The Kerio Valley Development Authority (KVDA) will sink six boreholes and construct two water pans at a cost of Sh100 million along the Kerio Valley belt under the drought mitigation programme.
The KVDA chairman Mark Chesergon said the organisation had realised that scarcity of water was one of the major causes of conflicts in the area as herders move from one place to another in search of water for their animals.
“If residents have water within their localities, then they will not be forced to travel to other areas in such of the same thus reducing conflicts,” he said.
Speaking at Kolowa in Tiaty constituency during the launch of the programme, the chairman said the authority will drill one borehole each in Tiaty (Baringo), Turkana and West Pokot counties, Samburu will get a borehole and two water pans while Elgeyo Marakwet will get two boreholes.
“We will install a solar pump for the boreholes and also construct a trough where animals can quench their thirst,” he said.
Chesergon said the boreholes will be located in schools where they will not only be protected but will also provide water for domestic use to homes around in addition to ensuring that pupils get water and save them time spent looking for the commodity.
He said their engineers had already undertaken hydrogeological surveys and will therefore go ahead to sink more boreholes immediately they get more resources from the national government.
The chairman said the area has been experiencing scarcity of water saying they have been depending on only one source which is river Kerio which has constantly become a source of conflict especially during drought.
Chesergon regretted that most of the projects the Authority was undertaking in the area had stalled due to insecurity citing an animal breeding development programme for dairy goats which had to be moved to a safer place.
“We also have land lying idle where we had planned to train locals on improved agriculture but we were forced to abandon the plan due to insecurity,” he said.

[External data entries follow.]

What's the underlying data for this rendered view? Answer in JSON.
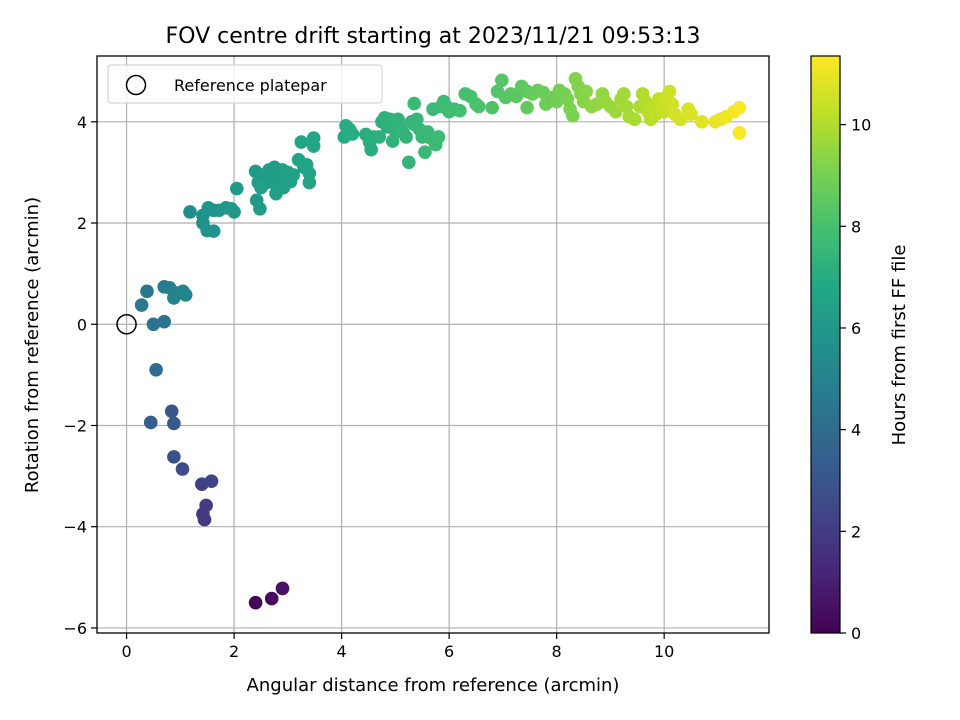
{
  "chart_data": {
    "type": "scatter",
    "title": "FOV centre drift starting at 2023/11/21 09:53:13",
    "xlabel": "Angular distance from reference (arcmin)",
    "ylabel": "Rotation from reference (arcmin)",
    "xlim": [
      -0.55,
      11.95
    ],
    "ylim": [
      -6.1,
      5.3
    ],
    "xticks": [
      0,
      2,
      4,
      6,
      8,
      10
    ],
    "xtick_labels": [
      "0",
      "2",
      "4",
      "6",
      "8",
      "10"
    ],
    "yticks": [
      -6,
      -4,
      -2,
      0,
      2,
      4
    ],
    "ytick_labels": [
      "−6",
      "−4",
      "−2",
      "0",
      "2",
      "4"
    ],
    "grid": true,
    "legend": {
      "location": "top-left",
      "entries": [
        "Reference platepar"
      ]
    },
    "reference_point": {
      "x": 0,
      "y": 0,
      "label": "Reference platepar"
    },
    "colorbar": {
      "label": "Hours from first FF file",
      "colormap": "viridis",
      "range": [
        0,
        11.35
      ],
      "ticks": [
        0,
        2,
        4,
        6,
        8,
        10
      ],
      "tick_labels": [
        "0",
        "2",
        "4",
        "6",
        "8",
        "10"
      ]
    },
    "series": [
      {
        "name": "FOV centre drift",
        "columns": [
          "x",
          "y",
          "hours"
        ],
        "points": [
          [
            2.4,
            -5.5,
            0.1
          ],
          [
            2.7,
            -5.42,
            0.3
          ],
          [
            2.9,
            -5.22,
            0.5
          ],
          [
            1.42,
            -3.75,
            1.8
          ],
          [
            1.45,
            -3.86,
            1.9
          ],
          [
            1.48,
            -3.58,
            2.0
          ],
          [
            1.4,
            -3.16,
            2.2
          ],
          [
            1.58,
            -3.1,
            2.3
          ],
          [
            1.04,
            -2.86,
            2.6
          ],
          [
            0.88,
            -2.62,
            2.8
          ],
          [
            0.84,
            -1.72,
            3.1
          ],
          [
            0.88,
            -1.96,
            3.2
          ],
          [
            0.45,
            -1.94,
            3.4
          ],
          [
            0.55,
            -0.9,
            4.0
          ],
          [
            0.5,
            0.0,
            4.3
          ],
          [
            0.7,
            0.05,
            4.4
          ],
          [
            0.38,
            0.65,
            4.5
          ],
          [
            0.28,
            0.38,
            4.6
          ],
          [
            0.7,
            0.74,
            4.7
          ],
          [
            0.8,
            0.72,
            4.8
          ],
          [
            0.92,
            0.62,
            4.9
          ],
          [
            0.88,
            0.52,
            5.0
          ],
          [
            1.1,
            0.58,
            5.1
          ],
          [
            1.05,
            0.65,
            5.15
          ],
          [
            1.18,
            2.22,
            5.5
          ],
          [
            1.42,
            2.0,
            5.6
          ],
          [
            1.42,
            2.15,
            5.65
          ],
          [
            1.5,
            1.85,
            5.7
          ],
          [
            1.62,
            1.84,
            5.75
          ],
          [
            1.52,
            2.3,
            5.8
          ],
          [
            1.62,
            2.25,
            5.85
          ],
          [
            1.72,
            2.25,
            5.9
          ],
          [
            1.85,
            2.3,
            5.95
          ],
          [
            1.95,
            2.28,
            6.0
          ],
          [
            2.0,
            2.22,
            6.05
          ],
          [
            2.42,
            2.45,
            6.05
          ],
          [
            2.48,
            2.28,
            6.1
          ],
          [
            2.05,
            2.68,
            6.1
          ],
          [
            2.4,
            3.02,
            6.15
          ],
          [
            2.45,
            2.8,
            6.15
          ],
          [
            2.55,
            2.95,
            6.2
          ],
          [
            2.6,
            2.8,
            6.2
          ],
          [
            2.65,
            3.05,
            6.22
          ],
          [
            2.7,
            2.88,
            6.25
          ],
          [
            2.75,
            3.1,
            6.25
          ],
          [
            2.78,
            2.75,
            6.28
          ],
          [
            2.82,
            2.95,
            6.3
          ],
          [
            2.85,
            2.8,
            6.3
          ],
          [
            2.9,
            3.05,
            6.32
          ],
          [
            2.92,
            2.7,
            6.35
          ],
          [
            2.95,
            2.9,
            6.35
          ],
          [
            3.0,
            3.0,
            6.38
          ],
          [
            3.05,
            2.82,
            6.4
          ],
          [
            2.78,
            2.58,
            6.4
          ],
          [
            2.5,
            2.7,
            6.42
          ],
          [
            3.1,
            2.95,
            6.45
          ],
          [
            3.2,
            3.25,
            6.5
          ],
          [
            3.3,
            3.1,
            6.55
          ],
          [
            3.4,
            2.98,
            6.58
          ],
          [
            3.35,
            3.15,
            6.6
          ],
          [
            3.4,
            2.8,
            6.62
          ],
          [
            3.25,
            3.6,
            6.65
          ],
          [
            3.48,
            3.52,
            6.7
          ],
          [
            3.48,
            3.68,
            6.72
          ],
          [
            4.05,
            3.7,
            6.9
          ],
          [
            4.08,
            3.92,
            6.95
          ],
          [
            4.15,
            3.85,
            7.0
          ],
          [
            4.2,
            3.76,
            7.0
          ],
          [
            4.45,
            3.75,
            7.05
          ],
          [
            4.52,
            3.6,
            7.08
          ],
          [
            4.55,
            3.45,
            7.1
          ],
          [
            4.6,
            3.7,
            7.12
          ],
          [
            4.7,
            3.7,
            7.15
          ],
          [
            4.75,
            4.0,
            7.18
          ],
          [
            4.8,
            4.08,
            7.2
          ],
          [
            4.85,
            3.9,
            7.22
          ],
          [
            4.9,
            4.05,
            7.25
          ],
          [
            4.95,
            3.62,
            7.28
          ],
          [
            5.0,
            3.82,
            7.3
          ],
          [
            5.05,
            4.05,
            7.32
          ],
          [
            5.1,
            3.9,
            7.35
          ],
          [
            5.15,
            3.78,
            7.38
          ],
          [
            5.2,
            3.7,
            7.4
          ],
          [
            5.25,
            3.2,
            7.42
          ],
          [
            5.3,
            4.0,
            7.45
          ],
          [
            5.35,
            3.95,
            7.48
          ],
          [
            5.4,
            4.05,
            7.5
          ],
          [
            5.45,
            3.85,
            7.52
          ],
          [
            5.5,
            3.7,
            7.55
          ],
          [
            5.55,
            3.4,
            7.58
          ],
          [
            5.6,
            3.8,
            7.6
          ],
          [
            5.65,
            3.68,
            7.62
          ],
          [
            5.7,
            4.25,
            7.65
          ],
          [
            5.35,
            4.36,
            7.65
          ],
          [
            5.75,
            3.55,
            7.68
          ],
          [
            5.8,
            3.7,
            7.7
          ],
          [
            5.85,
            4.3,
            7.72
          ],
          [
            5.9,
            4.4,
            7.75
          ],
          [
            5.95,
            4.3,
            7.78
          ],
          [
            6.0,
            4.2,
            7.8
          ],
          [
            6.1,
            4.25,
            7.85
          ],
          [
            6.2,
            4.22,
            7.9
          ],
          [
            6.3,
            4.55,
            7.95
          ],
          [
            6.4,
            4.5,
            8.0
          ],
          [
            6.5,
            4.35,
            8.05
          ],
          [
            6.55,
            4.3,
            8.1
          ],
          [
            6.8,
            4.28,
            8.2
          ],
          [
            6.9,
            4.6,
            8.25
          ],
          [
            6.98,
            4.82,
            8.3
          ],
          [
            7.05,
            4.48,
            8.35
          ],
          [
            7.15,
            4.55,
            8.4
          ],
          [
            7.25,
            4.5,
            8.45
          ],
          [
            7.35,
            4.7,
            8.5
          ],
          [
            7.45,
            4.6,
            8.55
          ],
          [
            7.45,
            4.28,
            8.6
          ],
          [
            7.55,
            4.55,
            8.65
          ],
          [
            7.65,
            4.62,
            8.7
          ],
          [
            7.75,
            4.58,
            8.75
          ],
          [
            7.8,
            4.35,
            8.8
          ],
          [
            7.9,
            4.48,
            8.85
          ],
          [
            8.0,
            4.4,
            8.9
          ],
          [
            8.05,
            4.62,
            8.95
          ],
          [
            8.15,
            4.55,
            9.0
          ],
          [
            8.2,
            4.45,
            9.05
          ],
          [
            8.25,
            4.25,
            9.1
          ],
          [
            8.3,
            4.12,
            9.12
          ],
          [
            8.35,
            4.85,
            9.15
          ],
          [
            8.4,
            4.7,
            9.2
          ],
          [
            8.45,
            4.55,
            9.25
          ],
          [
            8.5,
            4.4,
            9.3
          ],
          [
            8.55,
            4.6,
            9.35
          ],
          [
            8.65,
            4.3,
            9.4
          ],
          [
            8.75,
            4.35,
            9.45
          ],
          [
            8.85,
            4.55,
            9.5
          ],
          [
            8.9,
            4.4,
            9.55
          ],
          [
            9.0,
            4.3,
            9.6
          ],
          [
            9.1,
            4.2,
            9.65
          ],
          [
            9.2,
            4.45,
            9.7
          ],
          [
            9.25,
            4.55,
            9.75
          ],
          [
            9.3,
            4.3,
            9.8
          ],
          [
            9.35,
            4.1,
            9.85
          ],
          [
            9.45,
            4.05,
            9.9
          ],
          [
            9.55,
            4.3,
            9.95
          ],
          [
            9.6,
            4.55,
            10.0
          ],
          [
            9.65,
            4.4,
            10.05
          ],
          [
            9.7,
            4.2,
            10.1
          ],
          [
            9.75,
            4.05,
            10.15
          ],
          [
            9.8,
            4.3,
            10.2
          ],
          [
            9.85,
            4.15,
            10.25
          ],
          [
            9.9,
            4.45,
            10.3
          ],
          [
            9.95,
            4.35,
            10.35
          ],
          [
            10.0,
            4.2,
            10.4
          ],
          [
            10.05,
            4.5,
            10.45
          ],
          [
            10.1,
            4.6,
            10.5
          ],
          [
            10.15,
            4.35,
            10.55
          ],
          [
            10.2,
            4.15,
            10.6
          ],
          [
            10.3,
            4.05,
            10.65
          ],
          [
            10.45,
            4.25,
            10.7
          ],
          [
            10.5,
            4.15,
            10.75
          ],
          [
            10.7,
            4.0,
            10.85
          ],
          [
            10.95,
            4.0,
            10.95
          ],
          [
            11.05,
            4.05,
            11.0
          ],
          [
            11.15,
            4.1,
            11.1
          ],
          [
            11.3,
            4.2,
            11.2
          ],
          [
            11.4,
            4.28,
            11.3
          ],
          [
            11.4,
            3.78,
            11.35
          ]
        ]
      }
    ]
  }
}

He added that the Tot Mango factory, which is supposed to develop the area through creation of employment and provision of market for mangoes cannot sustain its activities due to shortage of raw materials as farmers are unable to increase their mango trees due to insecurity despite the Authority providing seedlings to them.
Lydiah Kisang a widow from Tot said residents will experience hunger this season as they were unable to plant due to insecurity saying most of the women have been widowed while some men who have survived the conflicts have been maimed for life.
Denson Kiptoo said insecurity had robbed the communities of young professionals who would have greatly contributed to its development citing civil servants including teachers and health personnel who have lost their lives at the hands of criminals.